通信版売の広告においては、以下の4項目について、「著しく事実と異なる表示」や、「実際のものよりも著しく優良若しくは有利であると誤認させる表示」を禁止しています。

  1. ①商品に関する事項(商品の種類、性能、品質若しくは効能、役務の種類、内容若しくは効果又は権利の種類、内容若しくはその権利に係る役務の種類、内容若しくは効果)
  2. ②商品の原産地・製造地・製造者・商標に関する事項
  3. ③国・地方公共団体・著名人等の関与に関する事項
  4. ④上記「1」で挙げた広告に関する事項

いずれについても、「誇大」という評価を受けないよう注意する必要があります。たとえば、③について、実際にそのような事実はないのに、「厚生労働省推奨」、「あの●●も愛用」といった記載をするようなことを指します。

3 未承諾者に対する電子メール広告の提供の禁止

自社商品の広告を行うツールとして、メールやFAXは、低コストで大量に行うことができるので、事業者にとっては便利です。しかし、このような広告メール・FAXについては、原則として、消費者の事前の承諾がなければ行うことができません。

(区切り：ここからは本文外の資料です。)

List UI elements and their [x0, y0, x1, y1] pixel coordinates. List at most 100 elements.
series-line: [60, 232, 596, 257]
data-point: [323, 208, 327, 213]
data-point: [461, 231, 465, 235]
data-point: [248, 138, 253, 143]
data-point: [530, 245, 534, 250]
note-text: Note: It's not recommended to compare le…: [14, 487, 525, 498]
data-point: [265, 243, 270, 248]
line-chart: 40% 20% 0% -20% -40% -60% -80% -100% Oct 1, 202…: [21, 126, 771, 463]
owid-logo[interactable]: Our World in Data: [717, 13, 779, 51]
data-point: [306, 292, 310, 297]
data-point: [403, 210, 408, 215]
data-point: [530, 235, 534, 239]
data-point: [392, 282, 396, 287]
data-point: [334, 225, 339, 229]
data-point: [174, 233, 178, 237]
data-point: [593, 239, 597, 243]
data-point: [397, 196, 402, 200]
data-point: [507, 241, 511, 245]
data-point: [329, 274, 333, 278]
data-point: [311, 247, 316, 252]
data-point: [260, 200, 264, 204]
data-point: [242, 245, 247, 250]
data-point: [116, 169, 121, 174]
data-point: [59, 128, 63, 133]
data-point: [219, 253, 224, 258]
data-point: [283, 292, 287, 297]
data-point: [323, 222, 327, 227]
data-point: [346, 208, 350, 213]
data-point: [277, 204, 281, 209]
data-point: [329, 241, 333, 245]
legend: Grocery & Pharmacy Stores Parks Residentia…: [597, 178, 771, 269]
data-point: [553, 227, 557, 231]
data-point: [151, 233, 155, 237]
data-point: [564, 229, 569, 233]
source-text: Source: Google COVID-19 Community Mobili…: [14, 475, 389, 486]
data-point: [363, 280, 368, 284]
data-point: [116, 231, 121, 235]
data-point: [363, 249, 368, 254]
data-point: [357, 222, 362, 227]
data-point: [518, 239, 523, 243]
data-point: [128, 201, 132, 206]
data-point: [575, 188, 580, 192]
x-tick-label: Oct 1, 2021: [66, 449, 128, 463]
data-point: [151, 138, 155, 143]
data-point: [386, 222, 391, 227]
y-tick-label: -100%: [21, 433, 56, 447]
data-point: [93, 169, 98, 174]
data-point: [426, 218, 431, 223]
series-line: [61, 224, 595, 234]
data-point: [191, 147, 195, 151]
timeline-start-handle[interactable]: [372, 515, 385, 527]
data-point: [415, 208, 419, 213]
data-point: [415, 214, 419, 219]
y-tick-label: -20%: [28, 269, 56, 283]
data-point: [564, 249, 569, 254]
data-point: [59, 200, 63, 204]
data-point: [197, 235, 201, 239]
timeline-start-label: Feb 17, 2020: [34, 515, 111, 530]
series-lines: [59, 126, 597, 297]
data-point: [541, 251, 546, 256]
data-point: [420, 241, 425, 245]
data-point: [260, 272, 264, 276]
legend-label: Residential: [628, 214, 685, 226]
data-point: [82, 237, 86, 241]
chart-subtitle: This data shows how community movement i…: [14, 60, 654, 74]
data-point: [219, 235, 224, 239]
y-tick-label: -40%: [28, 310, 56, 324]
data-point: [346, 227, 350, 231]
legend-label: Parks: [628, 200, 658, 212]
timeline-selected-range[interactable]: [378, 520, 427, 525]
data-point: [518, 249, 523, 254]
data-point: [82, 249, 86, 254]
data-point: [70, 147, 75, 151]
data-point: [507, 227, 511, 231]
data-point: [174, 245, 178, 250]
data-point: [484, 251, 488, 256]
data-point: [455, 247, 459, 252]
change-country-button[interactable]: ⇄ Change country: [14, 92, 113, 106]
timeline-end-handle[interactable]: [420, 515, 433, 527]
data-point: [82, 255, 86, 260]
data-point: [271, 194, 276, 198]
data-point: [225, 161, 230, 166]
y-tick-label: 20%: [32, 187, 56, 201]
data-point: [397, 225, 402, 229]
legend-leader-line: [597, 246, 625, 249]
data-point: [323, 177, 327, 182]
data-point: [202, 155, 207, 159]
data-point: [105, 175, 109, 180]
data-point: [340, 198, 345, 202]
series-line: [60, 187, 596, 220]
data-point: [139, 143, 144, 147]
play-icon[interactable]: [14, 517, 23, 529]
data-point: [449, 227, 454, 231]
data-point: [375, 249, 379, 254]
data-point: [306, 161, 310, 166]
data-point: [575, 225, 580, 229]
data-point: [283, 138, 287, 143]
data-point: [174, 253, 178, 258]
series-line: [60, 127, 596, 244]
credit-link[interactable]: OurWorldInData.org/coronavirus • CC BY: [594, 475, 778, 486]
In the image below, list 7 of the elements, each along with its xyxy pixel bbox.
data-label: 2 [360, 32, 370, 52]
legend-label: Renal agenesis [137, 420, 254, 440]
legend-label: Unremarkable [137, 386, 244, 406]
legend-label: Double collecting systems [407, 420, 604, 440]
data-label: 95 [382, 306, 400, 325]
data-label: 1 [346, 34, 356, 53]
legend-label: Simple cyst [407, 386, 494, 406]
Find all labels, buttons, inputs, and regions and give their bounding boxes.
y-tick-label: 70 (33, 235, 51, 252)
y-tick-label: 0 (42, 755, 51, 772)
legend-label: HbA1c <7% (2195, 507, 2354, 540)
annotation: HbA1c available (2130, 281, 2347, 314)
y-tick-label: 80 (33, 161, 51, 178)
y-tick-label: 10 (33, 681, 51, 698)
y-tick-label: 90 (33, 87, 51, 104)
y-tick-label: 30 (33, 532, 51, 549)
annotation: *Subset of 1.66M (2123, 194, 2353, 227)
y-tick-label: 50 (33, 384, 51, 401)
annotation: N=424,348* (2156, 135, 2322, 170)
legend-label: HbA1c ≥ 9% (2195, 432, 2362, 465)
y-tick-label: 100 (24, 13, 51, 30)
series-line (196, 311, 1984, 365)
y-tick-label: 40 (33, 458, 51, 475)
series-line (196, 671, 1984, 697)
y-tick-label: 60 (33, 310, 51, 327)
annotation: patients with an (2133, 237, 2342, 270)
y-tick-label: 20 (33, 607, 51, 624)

ただし、①契約内容の確認等の通知に付随して広告を行う場合、②無料サービスに付随して広告を行う場合、③メルマガに付随して広告を行う場合は、消費者の承諾なく行うことができます。

4 前払い式の通知

消費者が商品を受け取る前に、代金の全部又は一部を支払ってもらう場合(前払いの場合)は、代金の受領後、遅滞なく、以下の内容を通知する必要があります。

なお、クレジットカード払いは、通常、商品到着後、購入者から信販会社に立替払い分の支払いが行われるため、前払いには当らないと考えられています。

また、「遅滞なく」とは、取引の実態からみて1週間程度であるとされています。

  1. ①申込みを承諾するかどうか
  2. ②事業者の氏名(名称)、住所、電話番号
  3. ③受領した金額の合計額
  4. ④代金の受領日
  5. ⑤申込みを受けた内容(商品名や数量、権利や役務の種類)
  6. ⑥承諾する場合、商品の引渡時期
5 商品購入申込の最終画面での表示

消費者がインターネット販売での売買契約を締結するために表示する最終画面において、以下の項目の表示が必要です。

  1. ①販売する商品の個数
  2. ②販売する商品の価格(送料別の場合は、販売価格及び商品の送料)
  3. ③商品代金の支払時期及び方法
  4. ④商品の引渡時期
  5. ⑤申込期限がある場合は、その旨と期限
  6. ⑥キャンセル・返品に関する特約がある場合は当該特約

なお、③~⑥の事項については、「1」の表示と同じページにリンクを設定することも可能です。より詳しくは、消費者庁「通信販売の申込み段階における表示についてのガイドライン」で確認できます。

6 まとめ

以上のように、特商法によるインターネット通販の規制は、消費者に正しい情報を提供して契約を締結するよう求める内容となっています。令和3年の改正(令和4年6月1日から施行されています。)によって、消費者の誤認が認められるパターンとして、定期購入でないかのように装い、定期購入の契約を締結させることが含まれるようになったのも、この延長と説明されています。

違反すると、行政指導だけでなく、業務停止命令や、刑事罰の対象となることもあり得ますので、あまりに複雑な構造のウェブサイトであったり、表示が必要な事項を見つけることが難しいようなデザインは避けた方がよいと思われます。